· So, the verdict on the Bridget Jones sequel: she looks a bit fatter, especially around the chops, than in the first one, but there are fewer close-ups on wobbly bits jangling around as she chases after men in the rain. She must be at least a size 12. Oh, and we haven't the slightest idea what Kate Winslet's new film, Finding Neverland, is about, but we do know she turned up to the London premiere in a size-8 dress. She might claim she's simply returned to "normal" after having a baby, but we're sure the newspapers that proudly boasted of her new single-digit sizing (at last, proof that constant harping can pay off!) were there with tape measures to check she had the required 18-in waist. Keep 'em handy - you'll be needing them to make sure Renée's managed to shed those cumbersome breasts and hips when she makes it down the red carpet for Bridget: the Return.

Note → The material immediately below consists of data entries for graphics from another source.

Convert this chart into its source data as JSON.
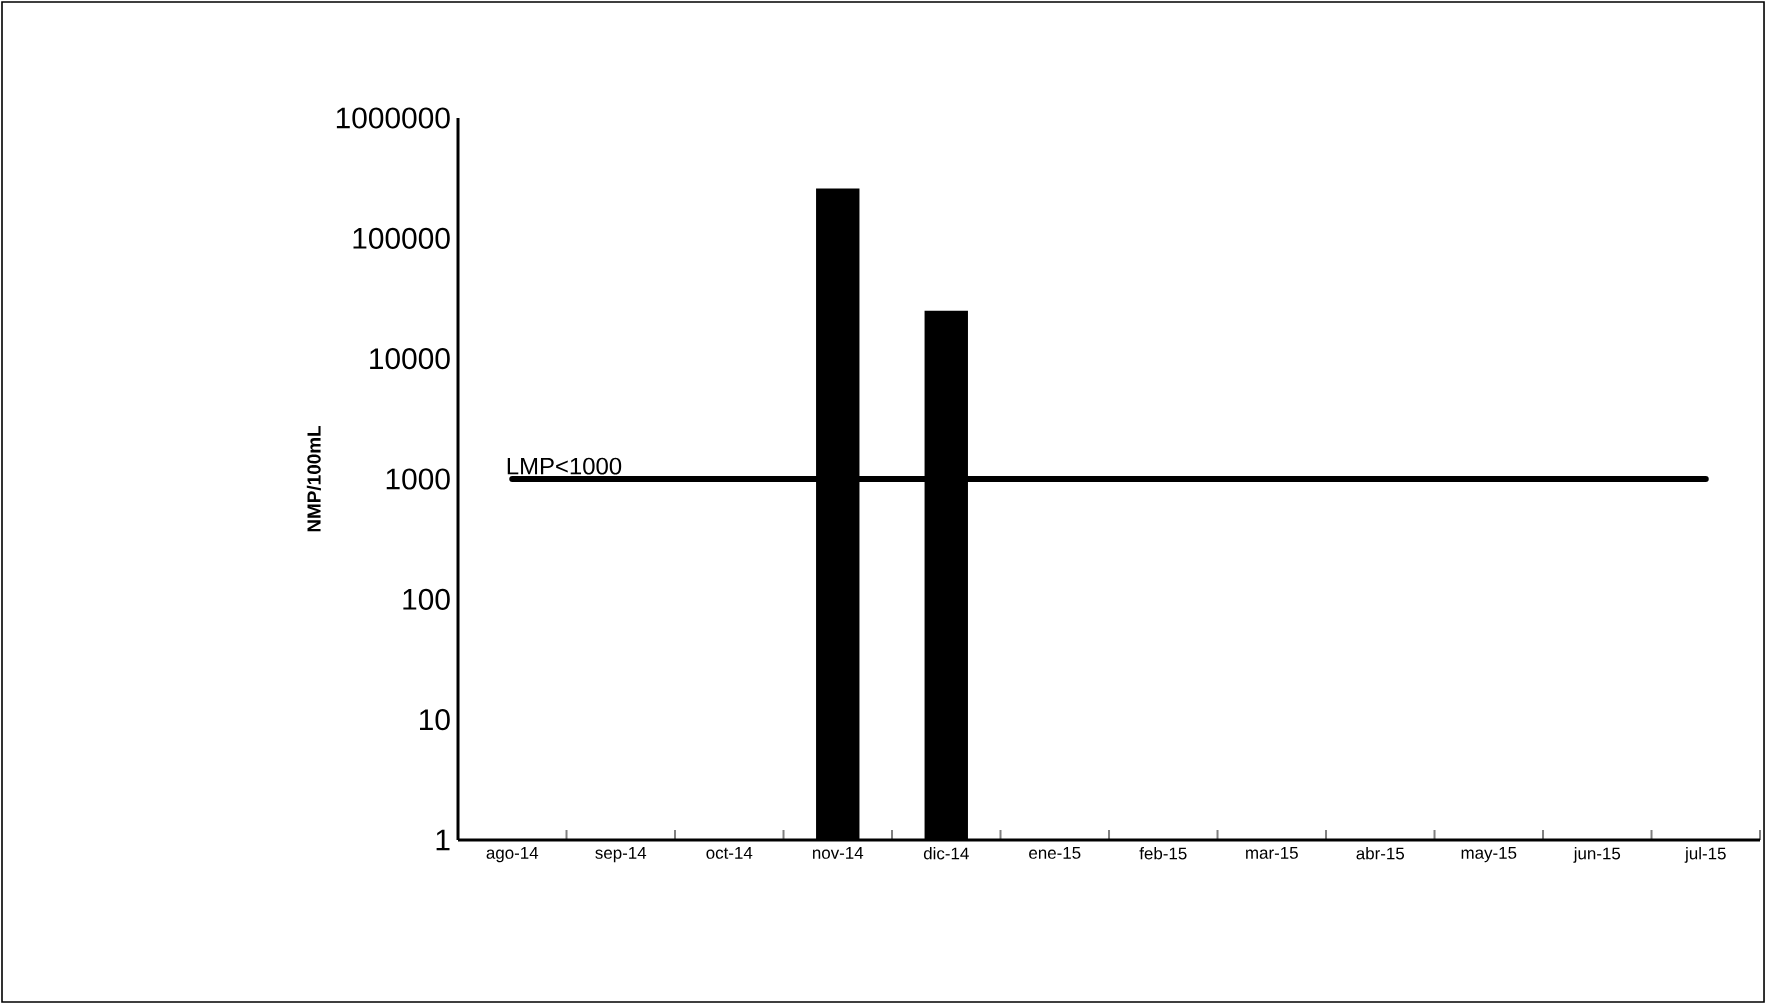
{
  "chart_data": {
    "type": "bar",
    "ylabel": "NMP/100mL",
    "categories": [
      "ago-14",
      "sep-14",
      "oct-14",
      "nov-14",
      "dic-14",
      "ene-15",
      "feb-15",
      "mar-15",
      "abr-15",
      "may-15",
      "jun-15",
      "jul-15"
    ],
    "values": [
      null,
      null,
      null,
      260000,
      25000,
      null,
      null,
      null,
      null,
      null,
      null,
      null
    ],
    "color": "#000000",
    "log": "y",
    "ylim": [
      1,
      1000000
    ],
    "yticks": [
      1,
      10,
      100,
      1000,
      10000,
      100000,
      1000000
    ],
    "grid": false,
    "ref_lines": [
      {
        "axis": "y",
        "value": 1000,
        "label": "LMP<1000",
        "color": "#000000"
      }
    ]
  }
}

· Another contender in the pointless measurements of the week competition: a new book, Numbers, by David Boyle and Anita Roddick, informs us that the "average woman" spends 40 minutes every day shopping. Presumably that includes buying lunch, paying for your bus ticket and picking up a pint of semi-skimmed on the way home from the job that doesn't actually allow for 40 minutes' swanning down the high street every day. And probably doesn't pay enough, either: this week's less pointless statistic is the news that the pay gap between men and women is wider than previously thought. According to UK pay analysts Incomes Data Services, women working full time are earning 19.5% less than men, not 18% as earlier surveys had indicated. If only we spent less time shopping, we might start earning a bit more, eh?
· Reader Janet Lees emails with a suggestion to help the women of Saudi Arabia, who, you might remember from last week's column, are not to be allowed to vote or stand in next year's elections because of a lack of women to staff the polling stations (which must be women-only). "You hear lots about international electoral persons overseeing elections in countries where the international community has an interest in the outcome," she says. "So what about women of the world volunteering to 'man' women-only voting stations in Saudi Arabia?" Excellent plan, we think, and one that presents the Saudis with an easy way around what would seem to be their purely practical difficulties in this little matter.